No entanto, logo percebeu-se que a “regulamentação” realizada pela ANAC não foi o bastante para solucionar os problemas do transporte aéreo, visto que se percebe uma incoerência no transporte aéreo dos animais, muitas vezes enviados no bagageiro, seja pelo tamanho, seja pela espécie, pois mesmo reconhecendo e permitindo o embarque de “animais de estimação” e “assistência emocional”, a portaria manteve a “possibilidade” de as companhias embarcarem os animais, espécies, peso que desejarem, mantendo-se, portanto, a exclusão e o mesmo panorama já havido antes da Portaria.
Neste sentido, diante da regra desproporcional e irrazoável, seguiu sendo necessária a intervenção do Poder Judiciário a fim de reconhecer, por exemplo, o direito de embarque de animal de outras espécies, tais como coelhos, hamsters, porquinhos da índia, chinchilas, twisters, calopsitas, dentre outras diversas espécies já judicializadas, a fim de garantir um embarque não especista, sem que isso signifique sacrificar o direito dos demais passageiros.
Até porque o transporte inadequado no bagageiro gera danos à saúde e vida dos animais, como, por exemplo, os lamentáveis fatos ocorridos em 2021, com o falecimento de dois cachorros em trânsito no bagageiro de uma companhia aérea, tal como amplamente divulgados pela mídia, além do caso Pandora, onde o animal desapareceu durante a conexão no maior aeroporto da América Latina, em Guarulhos e, agora, em 2024, o triste “caso Joca”, com o falecimento deste durante o transporte.
Ou seja, se a cabine é o meio mais seguro de transporte aéreo, sendo este viável, a despeito dos cães e gatos já autorizados, inclusive os “cães guias”, cujo tamanho e raça são ignorados, então conclui-se que todo e qualquer outra modalidade de transporte aéreo é, por si, defeituosa por não respeitar a modalidade mais segura.
Nesta caminhada, após, literalmente, milhares de processos judiciais, observou-se as mais variadas soluções, mas cuja discussão se assentou no conflito entre a liberdade econômica das empresas, fruto do artigo 170 da Constituição Federal, e o exercício potestativo dado pela ANAC para a prestação ou não do serviço e, do outro lado, a garantia à saúde e vida dos animais, humanos e não humanos, quando se pensa em transporte aéreo de pets e no suporte emocional.
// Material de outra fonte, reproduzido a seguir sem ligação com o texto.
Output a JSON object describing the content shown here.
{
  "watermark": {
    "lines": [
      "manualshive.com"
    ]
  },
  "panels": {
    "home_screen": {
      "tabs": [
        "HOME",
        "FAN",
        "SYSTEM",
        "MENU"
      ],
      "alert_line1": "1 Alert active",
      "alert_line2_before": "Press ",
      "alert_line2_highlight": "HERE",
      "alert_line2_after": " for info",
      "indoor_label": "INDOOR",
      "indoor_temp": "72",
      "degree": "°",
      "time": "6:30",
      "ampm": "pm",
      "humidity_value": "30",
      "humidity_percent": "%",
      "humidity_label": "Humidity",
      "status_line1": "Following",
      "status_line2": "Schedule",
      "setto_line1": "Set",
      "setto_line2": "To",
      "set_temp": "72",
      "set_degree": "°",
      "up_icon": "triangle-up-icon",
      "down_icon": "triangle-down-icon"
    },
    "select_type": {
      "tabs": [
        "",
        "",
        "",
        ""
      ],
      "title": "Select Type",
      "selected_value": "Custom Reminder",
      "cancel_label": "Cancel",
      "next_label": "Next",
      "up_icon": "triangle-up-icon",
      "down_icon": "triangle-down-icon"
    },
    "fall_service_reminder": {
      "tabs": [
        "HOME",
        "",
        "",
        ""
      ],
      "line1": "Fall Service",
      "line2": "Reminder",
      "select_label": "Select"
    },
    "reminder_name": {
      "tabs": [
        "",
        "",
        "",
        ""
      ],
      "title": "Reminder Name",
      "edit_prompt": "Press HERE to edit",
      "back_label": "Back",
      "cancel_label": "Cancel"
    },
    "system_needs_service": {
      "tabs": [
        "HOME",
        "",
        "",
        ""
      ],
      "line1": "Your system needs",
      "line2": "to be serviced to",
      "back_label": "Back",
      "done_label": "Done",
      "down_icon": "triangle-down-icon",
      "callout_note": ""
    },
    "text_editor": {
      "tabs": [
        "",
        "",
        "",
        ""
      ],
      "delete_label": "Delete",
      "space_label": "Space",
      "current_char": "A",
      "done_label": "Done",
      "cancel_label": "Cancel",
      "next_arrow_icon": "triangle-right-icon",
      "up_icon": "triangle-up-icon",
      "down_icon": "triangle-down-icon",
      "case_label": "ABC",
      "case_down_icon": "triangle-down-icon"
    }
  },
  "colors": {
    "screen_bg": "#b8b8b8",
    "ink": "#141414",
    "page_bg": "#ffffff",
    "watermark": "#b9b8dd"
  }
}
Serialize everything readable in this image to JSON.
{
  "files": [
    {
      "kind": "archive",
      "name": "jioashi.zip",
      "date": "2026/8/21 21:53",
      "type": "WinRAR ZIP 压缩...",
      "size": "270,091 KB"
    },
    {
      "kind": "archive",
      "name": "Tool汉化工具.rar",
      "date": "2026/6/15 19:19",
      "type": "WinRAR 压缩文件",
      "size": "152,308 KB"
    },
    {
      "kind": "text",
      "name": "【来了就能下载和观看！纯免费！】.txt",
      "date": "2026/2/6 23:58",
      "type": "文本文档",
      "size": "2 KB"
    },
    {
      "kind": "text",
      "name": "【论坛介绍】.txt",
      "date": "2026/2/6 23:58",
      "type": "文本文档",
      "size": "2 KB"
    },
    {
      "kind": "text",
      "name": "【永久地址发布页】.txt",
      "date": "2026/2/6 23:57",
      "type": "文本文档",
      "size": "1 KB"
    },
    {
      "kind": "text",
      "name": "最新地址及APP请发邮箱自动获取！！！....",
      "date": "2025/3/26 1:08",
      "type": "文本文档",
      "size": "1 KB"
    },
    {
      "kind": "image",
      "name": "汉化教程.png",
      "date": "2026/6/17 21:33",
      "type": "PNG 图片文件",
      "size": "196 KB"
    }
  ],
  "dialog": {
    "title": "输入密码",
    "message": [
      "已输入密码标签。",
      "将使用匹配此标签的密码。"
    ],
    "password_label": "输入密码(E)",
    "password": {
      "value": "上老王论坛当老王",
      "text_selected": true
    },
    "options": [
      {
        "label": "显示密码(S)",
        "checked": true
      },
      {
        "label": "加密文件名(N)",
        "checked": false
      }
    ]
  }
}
A primeiro momento, embora a saúde e a liberdade econômica partam da Constituição Federal e possam ensejar um conflito horizontal, logo se percebe que a saúde e a vida têm ampla prevalência à liberdade econômica, pela natureza jurídica dos bens tutelados e a essencialidade de cada um desses para a coexistência dos demais.
Ademais, na análise dos demais comandos legislativos, temos o estatuto PCD, de caráter supralegal, que prevê, expressamente, o direito ao transporte, inclusive aéreo, reforçando a prevalência dos animais de suporte emocional em detrimento aos demais direitos.
No mais, podemos citar, ainda, outras leis, como o código de defesa do consumidor, que veda o serviço defeituoso – inseguro – e busca garantir a razoabilidade e proporcionalidade nos contratos, que parece passar longe quando se observam companhias autorizando animais de suporte para o México, em voos de 9 horas e meia, mas proibindo para voos de São Paulo até o Rio de Janeiro que duram cerca de 50 minutos.
Contudo, mesmo com o panorama acima e a priorização da vida, o STJ, em recente julgado da 4ª Turma, entende que as companhias podem – sim – restringir o serviço de animais de suporte emocional, reforçando a validade da portaria da ANAC que trouxe facultatividade para a oferta dos serviços.
Ora, além da parte jurídica acima exposta, buscando uma adequação fática do embarque, existem diversas condicionantes à concessão da liminar que poderiam se tornar obrigatórias por força de lei, como o treinamento do animal, que é essencial para um voo tranquilo para todos, inclusive para o mesmo, além de deliberar espaços apropriados para os animais, demonstrando que, tanto quanto as companhias conseguem incluir um cão guia, seja qual for seu peso, sem se preocupar com alergias e fobias dos demais passageiros, consegue, certamente, fazer com os demais animais de suporte ou serviço.
Nesta linha, percebemos se tratar de uma questão cultural, a qual, pelo visto, o STJ preferiu por ignorar, prevalecendo uma análise legalista que remonta à escola clássica de Montesquieu do “juiz boca de lei”, que se limita à repetição do pouco que a lei consegue trazer do plano teórico para dar vida ao plano prático.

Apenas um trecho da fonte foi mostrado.